Como havia todas as razões para prever que a quantidade de analfabetos funcionais fosse aumentar, os supermercados, restaurantes de fast food, armazéns e outras empresas similares começaram a recorrer à publicidade directa para fornecer aos eventuais clientes indicações que os empregados se haviam tornado incapazes de dar, assim como introduziram tecnologia electrónica que simplifica os cálculos, o registo de vendas e o registo de stocks. Encontra-se um exemplo elucidativo em The Economist de 13 de Janeiro de 1990: «A McDonald’s teve de colocar nas caixas registadoras símbolos de hamburguers, de coca-colas e de batatas fritas, porque muitos empregados de fast food são incapazes de lidar com dólares e cêntimos». Outras empresas que recrutam o mesmo tipo de pessoal adoptaram medidas equivalentes, e a difusão dos programas de computador pudicamente denominados friendly é um bom indicador da generalização do analfabetismo funcional. Aliás, é curioso considerar que mesmo no seu programa de processamento de texto, que aparentemente se destinaria apenas a pessoas letradas, a Microsoft introduziu símbolos analógicos. Não se deve, todavia, imaginar que os jovens iletrados dos países evoluídos sejam totalmente desprovidos de qualificações. Na mesma medida em que eles representam o insucesso escolar, representam o êxito dos lazeres enquanto meio formativo da força de trabalho, e se não aprenderam nada na escola, aprenderam tudo fora dela. Podem não saber ler nem escrever, mas são ágeis no que diz repeito à vida urbana, têm uma apreensão perfeita e rápida da comunicação audiovisual, são atentos às modas e ao primeiro sinal mudam de umas para outras, em suma, são suficientemente fúteis para não causarem nenhum perigo e suficientemente modernos para oferecerem uma imagem pública às empresas de bens de consumo que prosperam precisamente com a venda dos ícones da modernidade superficial.

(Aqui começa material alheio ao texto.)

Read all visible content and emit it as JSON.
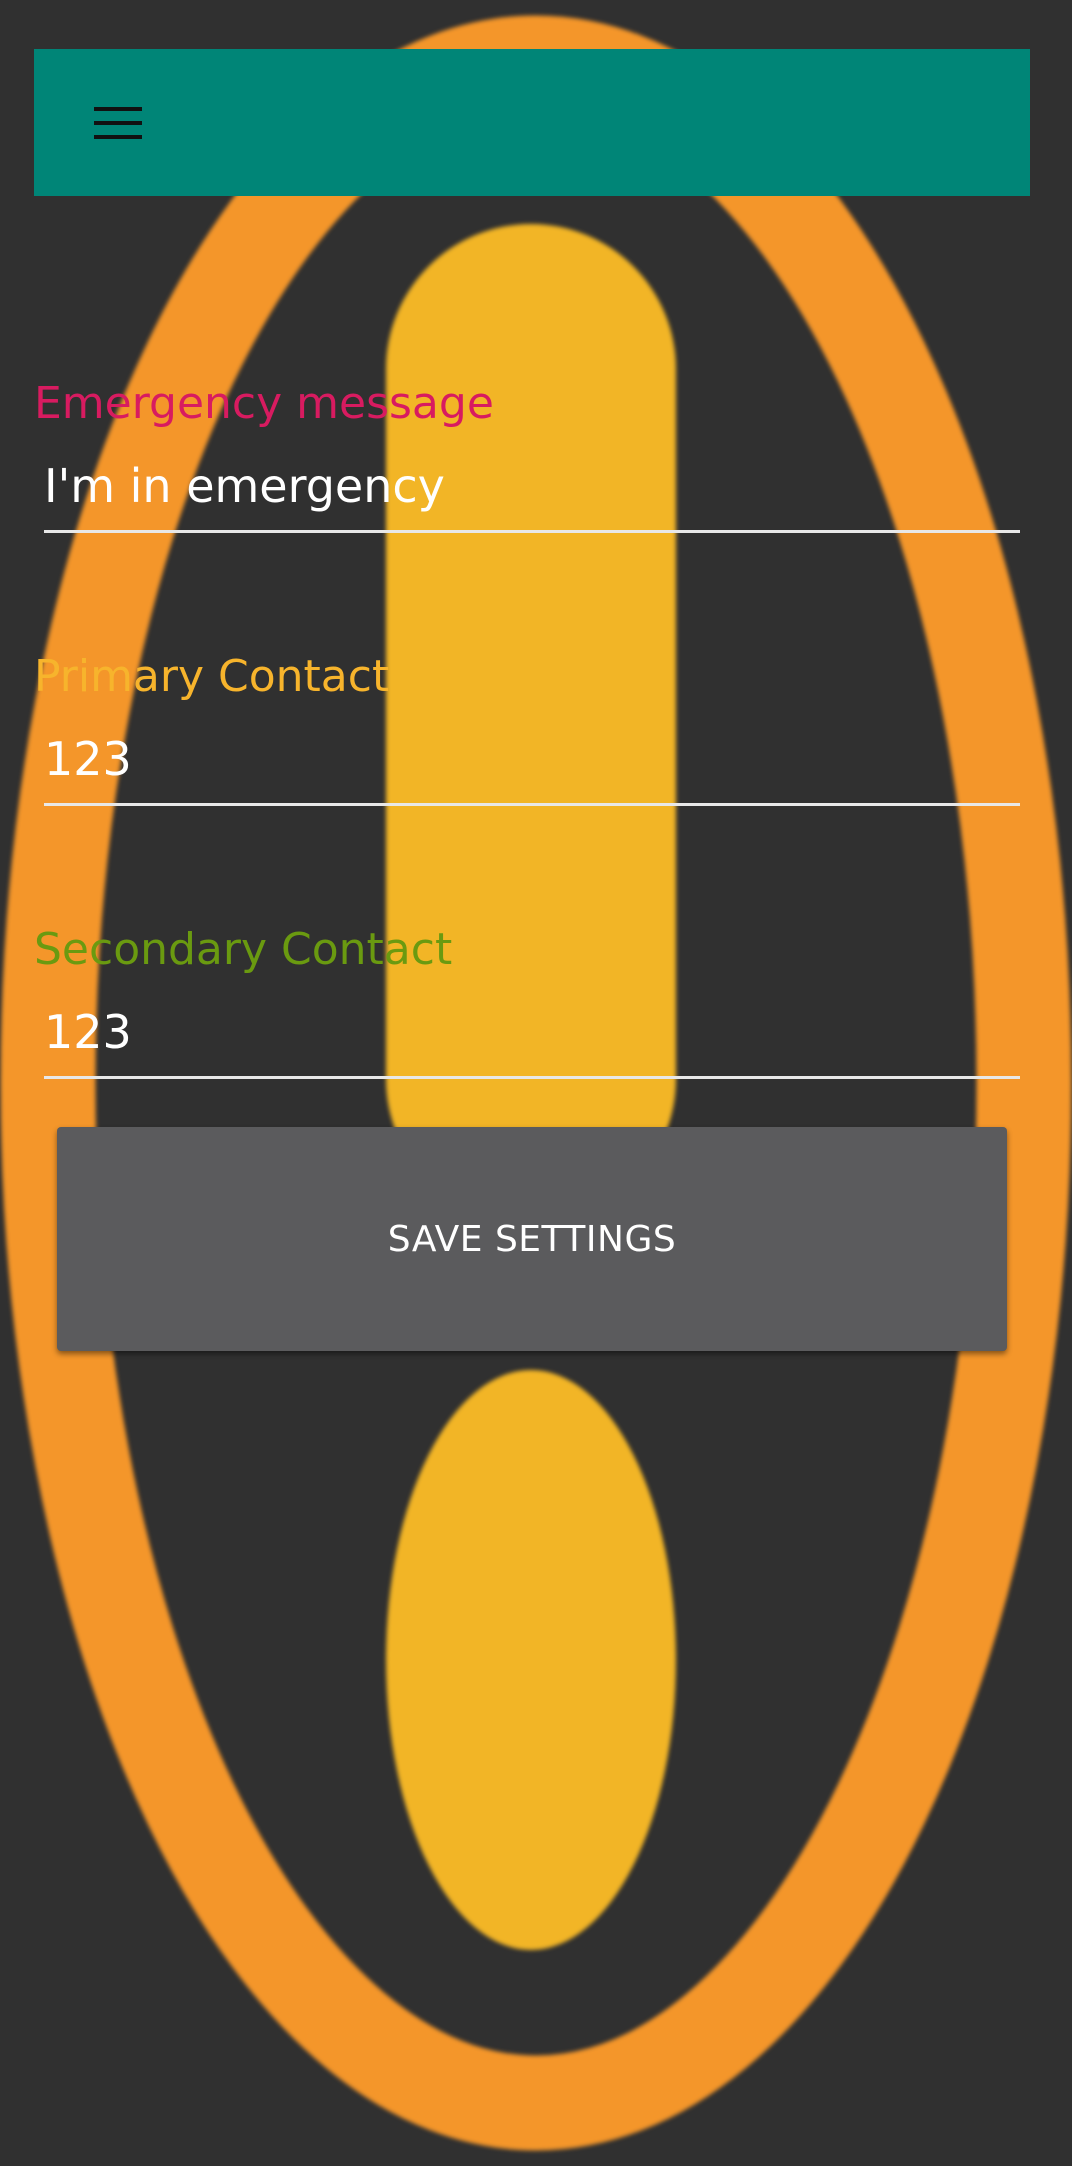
{
  "colors": {
    "toolbar": "#008577",
    "background": "#303030",
    "label_message": "#D81B60",
    "label_primary": "#F7B42C",
    "label_secondary": "#6A9A10",
    "button": "#5B5B5D",
    "background_ring": "#F4962A",
    "background_mark": "#F2B526"
  },
  "toolbar": {
    "menu_icon": "hamburger-menu-icon"
  },
  "background": {
    "icon": "exclamation-warning-icon"
  },
  "form": {
    "message_label": "Emergency message",
    "message_value": "I'm in emergency",
    "primary_label": "Primary Contact",
    "primary_value": "123",
    "secondary_label": "Secondary Contact",
    "secondary_value": "123",
    "save_label": "SAVE SETTINGS"
  }
}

Uma clivagem tão drástica entre letrados e iletrados no interior da classe trabalhadora traz inconvenientes para os próprios patrões, que muitas vezes se vêem incapazes de recrutar o número suficiente de pessoas qualificadas, e as empresas tecnologicamente mais avançadas têm pressionado os governos dos países onde se encontram estabelecidas no sentido de melhorarem o sistema geral de ensino, assim como elas mesmas se esforçam sistematicamente por aumentar as habilitações do seu pessoal. Nos Estados Unidos, para continuar os exemplos que dei há pouco, os principais capitalistas mostram-se muito preocupados com o insucesso do ensino obrigatório e têm procurado remediar a situação. No final da década de 1980 as empresas norte-americanas gastavam anualmente 25 biliões de dólares em medidas destinadas a combater o analfabetismo entre os trabalhadores. Ao mesmo tempo, e imaginando atacar o mal pela raiz, milhares de empresas começaram a exercer o mecenato relativamente às escolas públicas. Em Chicago sucedeu até que várias dezenas de grandes companhias se unissem para fundar e manter uma escola aberta ao público. Mas enquanto estiver instalada no sector que requer baixas qualificações uma tecnologia capaz de funcionar com uma força de trabalho praticamente iletrada, e enquanto perdurar um sistema assente na alta rotatividade dos empregados, não me parece que haja condições para diminuir o insucesso escolar. O analfabetismo funcional e a elevada mobilidade da força de trabalho alimentam-se mutuamente, num círculo verdadeiramente vicioso.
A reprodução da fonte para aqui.